À plusieurs reprises, l'auteur évoque les projets qui sont nés d'initiatives populaires, qu'ils aient été ou non adoptés. On voit ainsi que les Suisses ne sont pas du tout limités dans les domaines sur lesquels ils peuvent modifier leur constitution, que ce soit au niveau fédéral ou cantonal : interdiction d'exporter du matériel de guerre, contre la construction de minarets, contre les mauvais traitements envers les animaux, pour une politique raisonnable en matière de chanvre protégeant efficacement la jeunesse, pour des naturalisations démocratiques, contre le bruit des avions de combat à réaction dans les zones touristiques, pour des aliments produits sans manipulation génétique, pour un dimanche sans voiture par saison, pour sortir du nucléaire, pour l'adhésion de la Suisse à l'ONU ; et la liste est encore très longue.

François Garçon n'hésite pas à revenir sur des projets de loi qui ont fait couler de l'encre dans la presse internationale, notamment celui sur l'interdiction des minarets. Il remet les choses en perspective à froid et cela est très salutaire. Finalement, l'auteur précise à nouveau sa thèse, espérant que des élus d'autres États puissent s'en inspirer :

« Voilà pourquoi étudier le système suisse est hautement rentable : il a résisté à toutes les agressions parce qu’il s’appuie sur le consensus de sa population, elle-même sourde aux chimères démagogiques car confrontée aux conséquences directes de ses choix politiques. Se trouvent réunis ici tous les mécanismes qui favorisent l’innovation technologique, le plein-emploi et la stabilité politique sur la longue durée. »
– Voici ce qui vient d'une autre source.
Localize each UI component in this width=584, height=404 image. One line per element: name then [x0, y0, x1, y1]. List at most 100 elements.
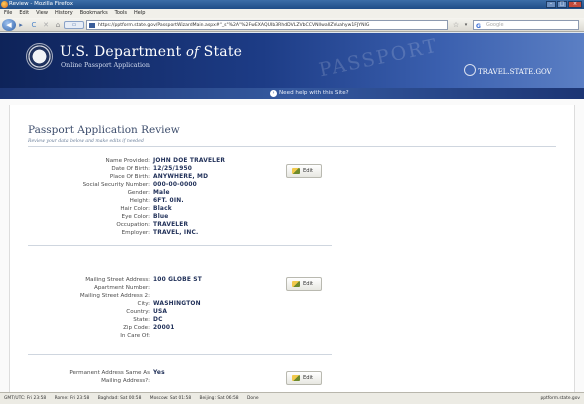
window-title: Review - Mozilla Firefox: [9, 1, 74, 7]
edit-pencil-icon: [292, 281, 300, 287]
search-input[interactable]: G Google: [473, 20, 579, 30]
field-label: Occupation:: [116, 222, 150, 228]
help-link[interactable]: › Need help with this Site?: [270, 89, 349, 98]
field-label: Hair Color:: [120, 206, 150, 212]
help-link-label: Need help with this Site?: [279, 90, 349, 96]
field-label: In Care Of:: [120, 333, 150, 339]
stop-button[interactable]: ✕: [42, 20, 50, 30]
status-bar: GMT/UTC: Fri 23:58 Rome: Fri 23:58 Baghd…: [0, 392, 584, 404]
menu-tools[interactable]: Tools: [115, 9, 127, 18]
field-label: City:: [137, 301, 150, 307]
page-title: Passport Application Review: [28, 124, 180, 136]
back-button[interactable]: ◀: [2, 19, 16, 31]
content-card: [9, 105, 575, 392]
home-button[interactable]: ⌂: [54, 20, 62, 30]
help-bar: › Need help with this Site?: [0, 88, 584, 99]
edit-label: Edit: [303, 281, 314, 287]
help-arrow-icon: ›: [270, 90, 277, 97]
edit-label: Edit: [303, 168, 314, 174]
edit-pencil-icon: [292, 168, 300, 174]
menu-bar: File Edit View History Bookmarks Tools H…: [0, 9, 584, 18]
menu-history[interactable]: History: [55, 9, 73, 18]
field-label: Social Security Number:: [82, 182, 150, 188]
status-domain: pptform.state.gov: [540, 396, 580, 401]
window-titlebar: Review - Mozilla Firefox – □ ×: [0, 0, 584, 9]
field-value: Yes: [153, 370, 165, 376]
field-value: 12/25/1950: [153, 166, 193, 172]
menu-view[interactable]: View: [36, 9, 48, 18]
field-label: Apartment Number:: [94, 285, 150, 291]
edit-mailing-button[interactable]: Edit: [286, 277, 322, 291]
field-label: Mailing Street Address:: [85, 277, 150, 283]
field-label: Permanent Address Same As: [69, 370, 150, 376]
navigation-toolbar: ◀ ▸ C ✕ ⌂ ▭ https://pptform.state.gov/Pa…: [0, 18, 584, 32]
field-value: USA: [153, 309, 168, 315]
field-value: Male: [153, 190, 170, 196]
maximize-button[interactable]: □: [557, 1, 567, 8]
reload-button[interactable]: C: [30, 20, 38, 30]
field-value: ANYWHERE, MD: [153, 174, 209, 180]
bookmark-toolbar-icon[interactable]: ▭: [64, 21, 84, 29]
dept-name-post: State: [203, 44, 243, 60]
section-divider: [28, 245, 332, 246]
field-value: TRAVEL, INC.: [153, 230, 199, 236]
travel-logo-icon: [464, 64, 476, 76]
field-label: Place Of Birth:: [109, 174, 150, 180]
menu-help[interactable]: Help: [134, 9, 145, 18]
field-value: TRAVELER: [153, 222, 189, 228]
edit-personal-button[interactable]: Edit: [286, 164, 322, 178]
field-label: Eye Color:: [121, 214, 150, 220]
title-divider: [28, 146, 556, 147]
department-title: U.S. Department of State: [60, 44, 242, 60]
field-label: Country:: [126, 309, 150, 315]
edit-permanent-button[interactable]: Edit: [286, 371, 322, 385]
menu-file[interactable]: File: [4, 9, 12, 18]
search-placeholder: Google: [486, 22, 504, 28]
field-value: Black: [153, 206, 172, 212]
forward-button[interactable]: ▸: [17, 20, 25, 30]
field-value: 100 GLOBE ST: [153, 277, 202, 283]
passport-watermark: PASSPORT: [317, 34, 441, 82]
field-value: 000-00-0000: [153, 182, 197, 188]
field-label: Mailing Address?:: [101, 378, 150, 384]
site-banner: U.S. Department of State Online Passport…: [0, 33, 584, 88]
field-value: WASHINGTON: [153, 301, 201, 307]
app-subtitle: Online Passport Application: [61, 62, 150, 69]
window-controls: – □ ×: [546, 1, 582, 8]
state-department-seal: [26, 43, 53, 70]
minimize-button[interactable]: –: [546, 1, 556, 8]
field-value: DC: [153, 317, 163, 323]
google-icon[interactable]: G: [476, 22, 481, 31]
dept-name-pre: U.S. Department: [60, 44, 182, 60]
field-value: 20001: [153, 325, 175, 331]
field-label: Height:: [129, 198, 150, 204]
address-bar[interactable]: https://pptform.state.gov/PassportWizard…: [86, 20, 448, 30]
page-subtitle: Review your data below and make edits if…: [28, 139, 144, 144]
field-label: Zip Code:: [123, 325, 150, 331]
world-clocks: GMT/UTC: Fri 23:58 Rome: Fri 23:58 Baghd…: [4, 393, 266, 404]
clock-rome: Rome: Fri 23:58: [54, 396, 90, 401]
bookmark-star-icon[interactable]: ☆: [452, 20, 460, 30]
field-label: Employer:: [121, 230, 150, 236]
clock-gmt: GMT/UTC: Fri 23:58: [4, 396, 47, 401]
field-label: Date Of Birth:: [111, 166, 150, 172]
clock-baghdad: Baghdad: Sat 00:58: [97, 396, 142, 401]
field-label: State:: [133, 317, 150, 323]
field-value: Blue: [153, 214, 169, 220]
url-dropdown-icon[interactable]: ▾: [463, 20, 469, 30]
travel-state-gov-link[interactable]: TRAVEL.STATE.GOV: [464, 64, 552, 76]
clock-beijing: Beijing: Sat 06:58: [199, 396, 239, 401]
edit-label: Edit: [303, 375, 314, 381]
travel-logo-text: TRAVEL.STATE.GOV: [478, 68, 552, 76]
close-window-button[interactable]: ×: [568, 1, 582, 8]
field-label: Gender:: [127, 190, 150, 196]
menu-edit[interactable]: Edit: [19, 9, 29, 18]
menu-bookmarks[interactable]: Bookmarks: [80, 9, 108, 18]
field-value: JOHN DOE TRAVELER: [153, 158, 226, 164]
firefox-icon: [1, 1, 8, 8]
edit-pencil-icon: [292, 375, 300, 381]
site-favicon: [89, 23, 95, 28]
url-text: https://pptform.state.gov/PassportWizard…: [98, 23, 370, 28]
section-divider: [28, 354, 332, 355]
field-value: 6FT. 0IN.: [153, 198, 184, 204]
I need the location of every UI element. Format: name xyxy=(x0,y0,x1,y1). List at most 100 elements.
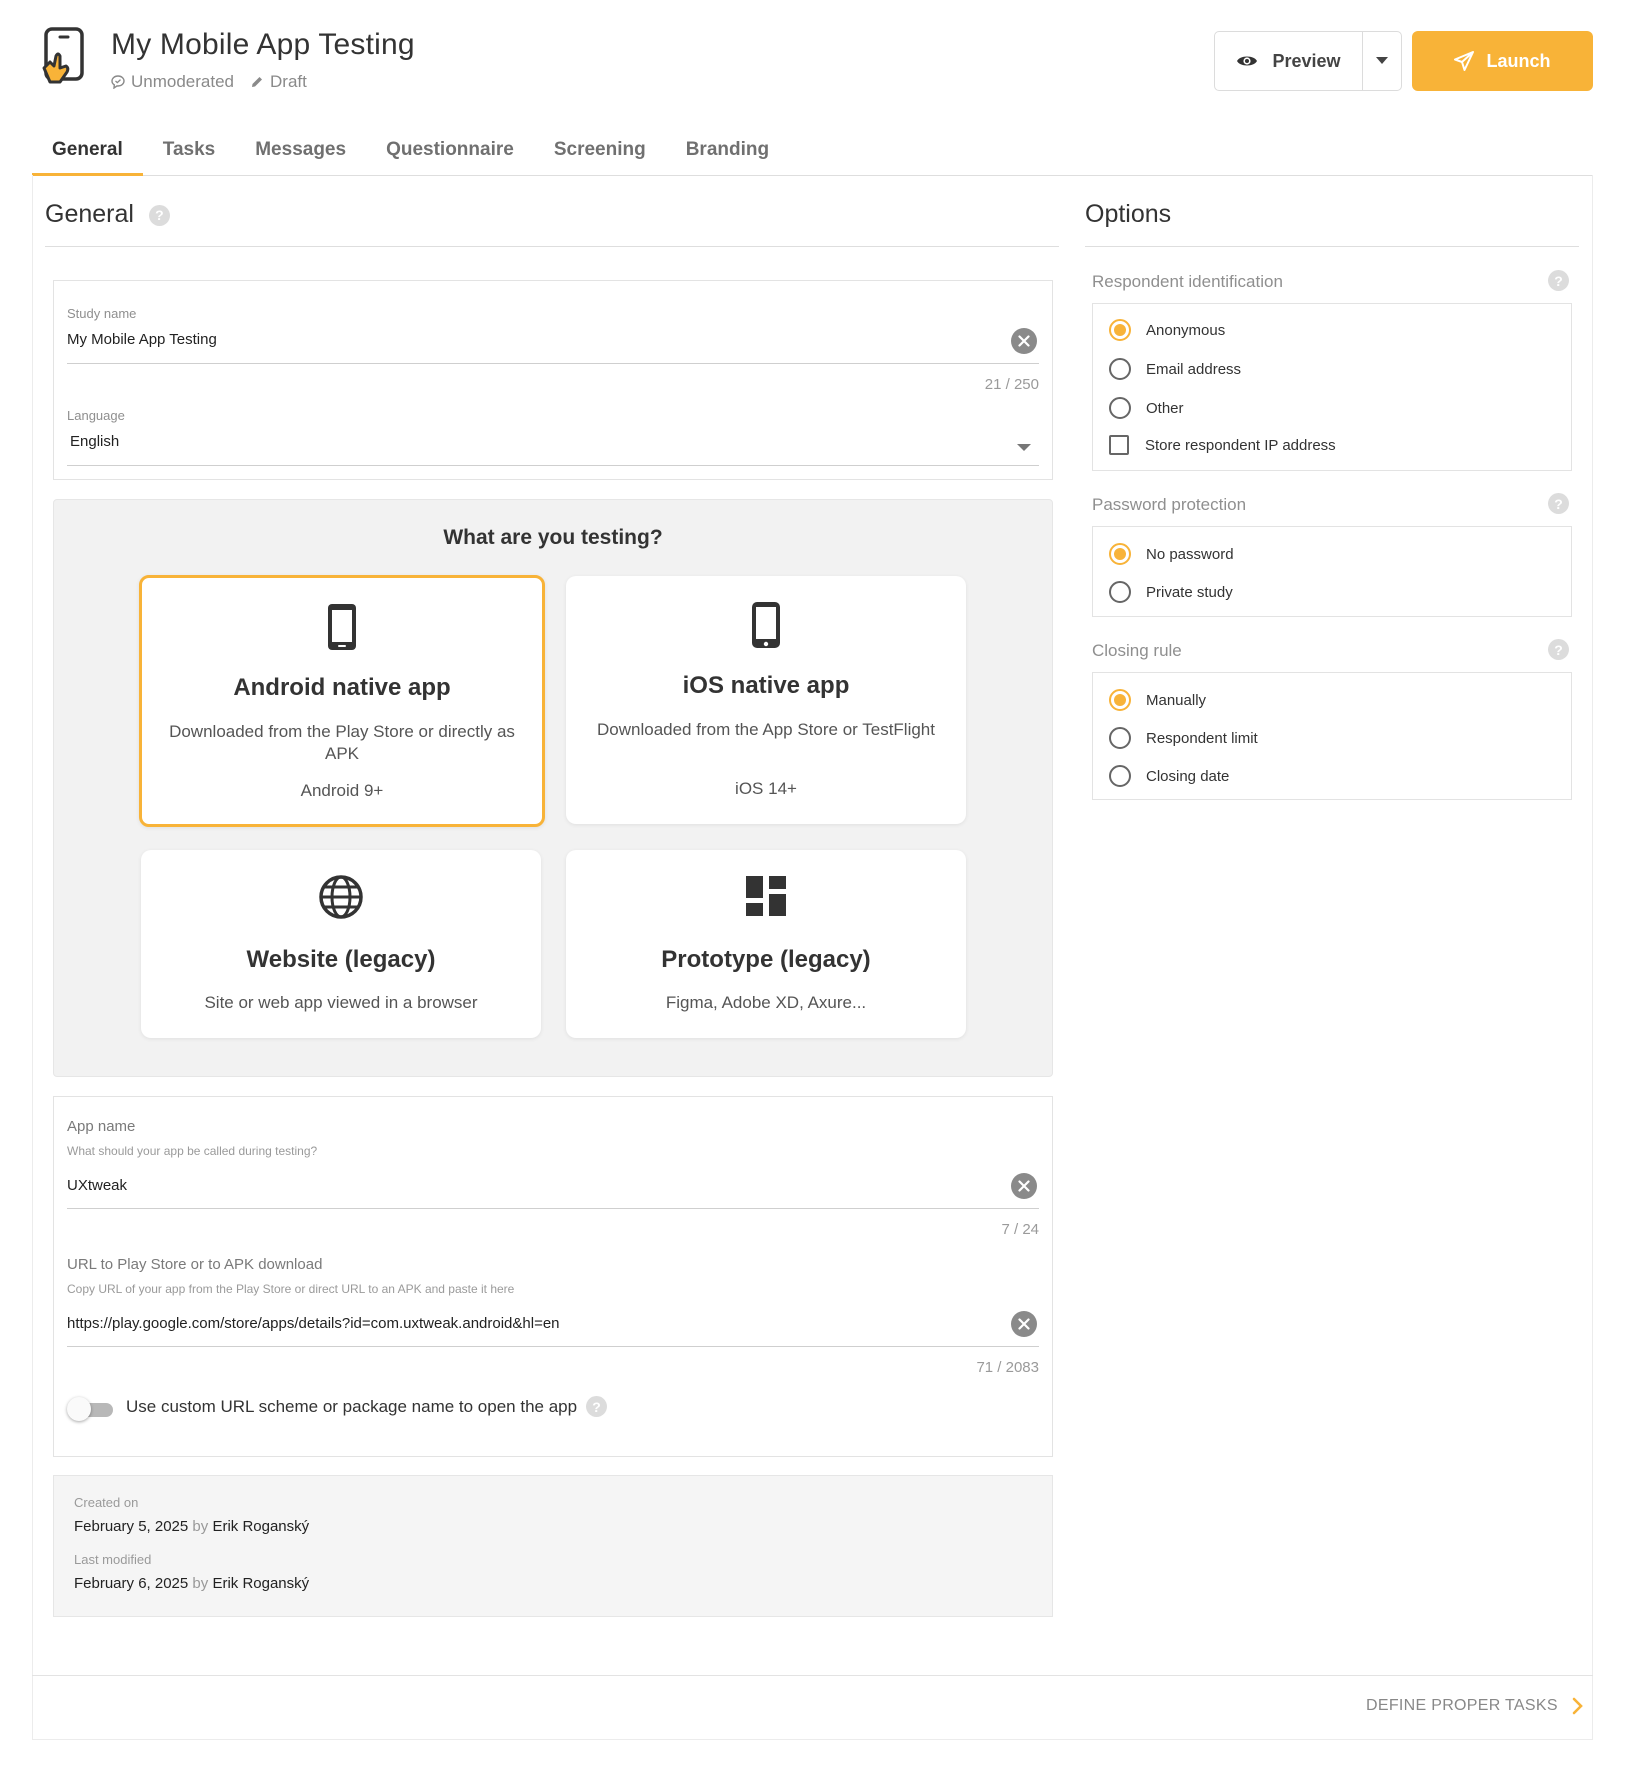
app-name-hint: What should your app be called during te… xyxy=(67,1144,318,1158)
radio-other[interactable]: Other xyxy=(1109,397,1184,419)
modified-label: Last modified xyxy=(74,1552,152,1567)
option-ios-native-app[interactable]: iOS native app Downloaded from the App S… xyxy=(566,576,966,824)
chevron-down-icon[interactable] xyxy=(1017,439,1031,457)
option-description: Site or web app viewed in a browser xyxy=(204,993,478,1012)
study-history xyxy=(53,1475,1053,1617)
clear-study-name-button[interactable] xyxy=(1011,328,1037,354)
study-name-counter: 21 / 250 xyxy=(984,376,1039,393)
url-counter: 71 / 2083 xyxy=(976,1359,1039,1376)
option-description: Downloaded from the Play Store or direct… xyxy=(169,722,515,763)
radio-email-address[interactable]: Email address xyxy=(1109,358,1241,380)
general-heading: General ? xyxy=(45,200,170,229)
tab-tasks[interactable]: Tasks xyxy=(143,128,235,176)
divider xyxy=(1085,246,1579,247)
respondent-identification-card: Anonymous Email address Other Store resp… xyxy=(1092,303,1572,471)
pencil-icon xyxy=(252,77,263,87)
tab-questionnaire[interactable]: Questionnaire xyxy=(366,128,534,176)
closing-rule-card: Manually Respondent limit Closing date xyxy=(1092,672,1572,800)
help-icon[interactable]: ? xyxy=(1548,270,1569,291)
option-requirement: iOS 14+ xyxy=(735,779,797,798)
testing-type-title: What are you testing? xyxy=(443,526,663,549)
study-status: Draft xyxy=(250,72,307,92)
page-title: My Mobile App Testing xyxy=(111,28,415,61)
preview-dropdown-toggle[interactable] xyxy=(1363,32,1401,90)
iphone-icon xyxy=(566,600,966,650)
help-icon[interactable]: ? xyxy=(586,1396,608,1417)
study-name-input[interactable]: My Mobile App Testing xyxy=(67,331,217,348)
radio-private-study[interactable]: Private study xyxy=(1109,581,1233,603)
password-protection-card: No password Private study xyxy=(1092,526,1572,617)
app-name-label: App name xyxy=(67,1118,136,1135)
app-name-counter: 7 / 24 xyxy=(1001,1221,1039,1238)
preview-button[interactable]: Preview xyxy=(1215,32,1363,90)
url-hint: Copy URL of your app from the Play Store… xyxy=(67,1282,515,1296)
footer-divider xyxy=(32,1675,1593,1676)
input-underline xyxy=(67,1346,1039,1347)
dashboard-icon xyxy=(566,876,966,916)
language-select[interactable]: English xyxy=(70,433,119,450)
url-input[interactable]: https://play.google.com/store/apps/detai… xyxy=(67,1315,560,1332)
study-meta: Unmoderated Draft xyxy=(111,72,323,92)
smartphone-icon xyxy=(142,602,542,652)
option-title: Website (legacy) xyxy=(246,946,436,973)
preview-button-group: Preview xyxy=(1214,31,1402,91)
tab-branding[interactable]: Branding xyxy=(666,128,789,176)
launch-button[interactable]: Launch xyxy=(1412,31,1593,91)
send-icon xyxy=(1454,51,1475,71)
checkbox-store-ip[interactable]: Store respondent IP address xyxy=(1109,435,1336,455)
created-label: Created on xyxy=(74,1495,139,1510)
divider xyxy=(45,246,1059,247)
option-title: iOS native app xyxy=(682,672,850,699)
clear-url-button[interactable] xyxy=(1011,1311,1037,1337)
close-icon xyxy=(1018,335,1030,347)
created-value: February 5, 2025 by Erik Roganský xyxy=(74,1518,310,1535)
custom-scheme-toggle[interactable] xyxy=(67,1396,117,1422)
custom-scheme-label: Use custom URL scheme or package name to… xyxy=(126,1396,608,1417)
language-label: Language xyxy=(67,408,125,423)
radio-anonymous[interactable]: Anonymous xyxy=(1109,319,1225,341)
chevron-right-icon xyxy=(1572,1697,1583,1715)
input-underline xyxy=(67,1208,1039,1209)
define-tasks-link[interactable]: DEFINE PROPER TASKS xyxy=(1366,1697,1583,1715)
modified-value: February 6, 2025 by Erik Roganský xyxy=(74,1575,310,1592)
help-icon[interactable]: ? xyxy=(148,204,170,226)
eye-icon xyxy=(1237,56,1258,66)
radio-respondent-limit[interactable]: Respondent limit xyxy=(1109,727,1258,749)
option-description: Figma, Adobe XD, Axure... xyxy=(665,993,867,1012)
option-title: Android native app xyxy=(233,674,451,701)
radio-manually[interactable]: Manually xyxy=(1109,689,1206,711)
option-android-native-app[interactable]: Android native app Downloaded from the P… xyxy=(139,575,545,827)
study-name-label: Study name xyxy=(67,306,137,321)
testing-type-panel: What are you testing? Android native app… xyxy=(53,499,1053,1077)
tab-general[interactable]: General xyxy=(32,128,143,176)
app-logo-icon xyxy=(36,26,92,88)
study-settings-card xyxy=(53,280,1053,480)
radio-closing-date[interactable]: Closing date xyxy=(1109,765,1229,787)
study-mode: Unmoderated xyxy=(111,72,234,92)
input-underline xyxy=(67,363,1039,364)
closing-rule-label: Closing rule xyxy=(1092,641,1182,660)
app-name-input[interactable]: UXtweak xyxy=(67,1177,127,1194)
url-label: URL to Play Store or to APK download xyxy=(67,1256,323,1273)
chat-icon xyxy=(111,75,125,89)
close-icon xyxy=(1018,1180,1030,1192)
options-heading: Options xyxy=(1085,200,1172,228)
study-tabs: General Tasks Messages Questionnaire Scr… xyxy=(32,128,1593,176)
caret-down-icon xyxy=(1376,57,1388,64)
option-website-legacy[interactable]: Website (legacy) Site or web app viewed … xyxy=(141,850,541,1038)
select-underline xyxy=(67,465,1039,466)
clear-app-name-button[interactable] xyxy=(1011,1173,1037,1199)
close-icon xyxy=(1018,1318,1030,1330)
option-title: Prototype (legacy) xyxy=(661,946,871,973)
radio-no-password[interactable]: No password xyxy=(1109,543,1234,565)
option-requirement: Android 9+ xyxy=(300,781,384,800)
globe-icon xyxy=(141,874,541,920)
password-protection-label: Password protection xyxy=(1092,495,1247,514)
respondent-identification-label: Respondent identification xyxy=(1092,272,1283,291)
tab-messages[interactable]: Messages xyxy=(235,128,366,176)
help-icon[interactable]: ? xyxy=(1548,493,1569,514)
help-icon[interactable]: ? xyxy=(1548,639,1569,660)
option-description: Downloaded from the App Store or TestFli… xyxy=(597,720,935,739)
option-prototype-legacy[interactable]: Prototype (legacy) Figma, Adobe XD, Axur… xyxy=(566,850,966,1038)
tab-screening[interactable]: Screening xyxy=(534,128,666,176)
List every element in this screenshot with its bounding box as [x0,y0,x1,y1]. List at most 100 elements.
Je trouve que l'on ressort de ce livre avec une image beaucoup plus précise et factuelle de l'état économique et politique de la Suisse d'aujourd'hui. En revanche, le lien causal entre la prospérité de la Suisse et son système politique (confédéralisme et démocratie) n'est pas forcément très évident à la lecture de ce seul ouvrage. Le style de l'auteur, certes parfois un peu ironique, est très fluide et rend cette lecture, bien que contenant de nombreux chiffres, très agréable.